A 19-year-old male patient presented to the cardiology outpatient with progressive shortness of breath for one month. No family history related to cardiac disease as the parents mentioned. Effort capacity was observed in classes 2–3. Physical examination revealed tachycardia and third heart sound on auscultation. A complete left bundle branch block was detected on electrocardiography (Figure 1), and chest X-ray revealed an enlarged cardiac shadow (Figure 2). As a result of echocardiographic evaluation, the left ventricle showed a noncompact layer, hypertrabeculation, and subaortic membranous stenosis (Figure 3AC). The ejection fraction was observed to be 25% with P-mean of 32 mmHg and no thrombus was detected in the heart chambers. No valvular dysfunction as well as hypertrophy. Although cardiac MRI was the golden standard to diagnose LVNC, it was not available in Somalia.

Figure 1 Electrocardiography: shows left ventricular hypertrophy and left bundle branch block.

Figure 2 PA chest X-ray shows enlargement of cardiac shadow.

Figure 3 (AC) Echocardiographic findings: five-chamber view of two-dimensional echocardiography obtained at the time of presentation revealed noncompaction layers of left ventricular with subaortic membranous senosis and four chamber view with Doppler.

The patient was diagnosed with left ventricular noncompaction with subaortic membranous stenosis and was admitted to the cardiology department. We started heart failure treatment including furosemide 20 mg, ramipril 10 mg, carvedilol 6.25 mg, and spironolactone 25 mg. Sacubitril/valsartan is a good drug but it was not available at that time. On day 4, shortness of breath was regressed, and exercise capacity was also improved (class 1–2). One week letter, we performed cardiac resynchronization. Although the disease is genetic related and the patient was young so for long term survival we recommended researching heart transplants as soon as possible since this procedure cannot be performed in our country.

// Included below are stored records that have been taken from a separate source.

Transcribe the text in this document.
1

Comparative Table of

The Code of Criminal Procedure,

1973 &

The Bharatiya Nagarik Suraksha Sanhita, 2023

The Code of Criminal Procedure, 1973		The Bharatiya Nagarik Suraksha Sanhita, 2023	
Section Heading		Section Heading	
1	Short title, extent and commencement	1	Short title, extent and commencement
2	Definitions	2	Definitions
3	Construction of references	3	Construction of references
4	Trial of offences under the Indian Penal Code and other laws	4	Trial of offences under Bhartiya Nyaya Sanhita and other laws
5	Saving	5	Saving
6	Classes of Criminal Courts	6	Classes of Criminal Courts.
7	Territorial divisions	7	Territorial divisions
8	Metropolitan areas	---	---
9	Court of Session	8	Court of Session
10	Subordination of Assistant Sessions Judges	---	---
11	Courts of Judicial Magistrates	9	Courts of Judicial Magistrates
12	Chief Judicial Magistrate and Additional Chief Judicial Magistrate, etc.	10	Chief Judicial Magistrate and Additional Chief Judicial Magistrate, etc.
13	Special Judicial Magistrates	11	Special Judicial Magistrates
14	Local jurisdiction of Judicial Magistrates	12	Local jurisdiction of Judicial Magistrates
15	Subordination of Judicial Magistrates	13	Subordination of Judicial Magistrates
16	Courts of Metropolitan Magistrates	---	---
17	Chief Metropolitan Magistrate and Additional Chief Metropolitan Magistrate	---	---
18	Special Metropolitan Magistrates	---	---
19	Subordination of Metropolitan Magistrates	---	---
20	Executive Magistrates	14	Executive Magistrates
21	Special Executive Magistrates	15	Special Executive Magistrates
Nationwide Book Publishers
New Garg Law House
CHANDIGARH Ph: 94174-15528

The first case of noncompaction was described by Bellet and Gouley (1932) after an autopsy performed on a newborn infant.1

The clinical presentations were variant from asymptomatic to progressive congestive heart failure, arrhythmias, thromboembolic events, and sudden cardiac death.5

In the present case incomplete left bundle branch block was detected on electrocardiography, while Akhan and Ardahanlı reported that there is significant relationship between NCCM and TPe, cTPe, TPe/QT, TPe/cQT, and cTPe/cQT parameters.6

Our case was noncompaction cardiomyopathy with the subaortic membranous stenosis, and a similar case was mentioned by Shuhaiber et al.7 İn contrast to the present case, left ventricular noncompaction with bicuspid aortic valve was reported by Yang et al.8

In contrast to the present case, some patients are asymptomatic with preserved LV systolic function; others develop heart failure, thromboembolic events, and malignant arrhythmias. Systolic dysfunction and arrhythmias may be a consequence of dysfunction at the microcirculation level and subepicardial hypoperfusion.9

Coexisting valvular anomalies special subaortic membranous stenosis similar to our case is rare 2/55 (4%), and it needs further investigation because it can be attributed to expedite the potential for adverse clinical events.10

The prognosis of patients with LVNC is poor with high mortality that exceeds 35%, during the first four years after the development of symptoms in which half of the deaths are sudden, therefore besides intensive medical treatment, implantation of a “life-saving” implantable cardioverter defibrillator and cardiac resynchronization therapy, and in advanced cases, heart transplantation is indicated.11 In the present case, we performed CRT as a bridging therapy to either left ventricular assist device (LVAD) or heart transplantation. Although the disease is genetic related and the patient was young so for long term survival we recommended researching heart transplants as soon as possible since this procedure cannot be performed in our country.


Institutional approval was not required to publish the case details.


We received patient consent to publish this case report.


The authors report no conflicts of interest in this work.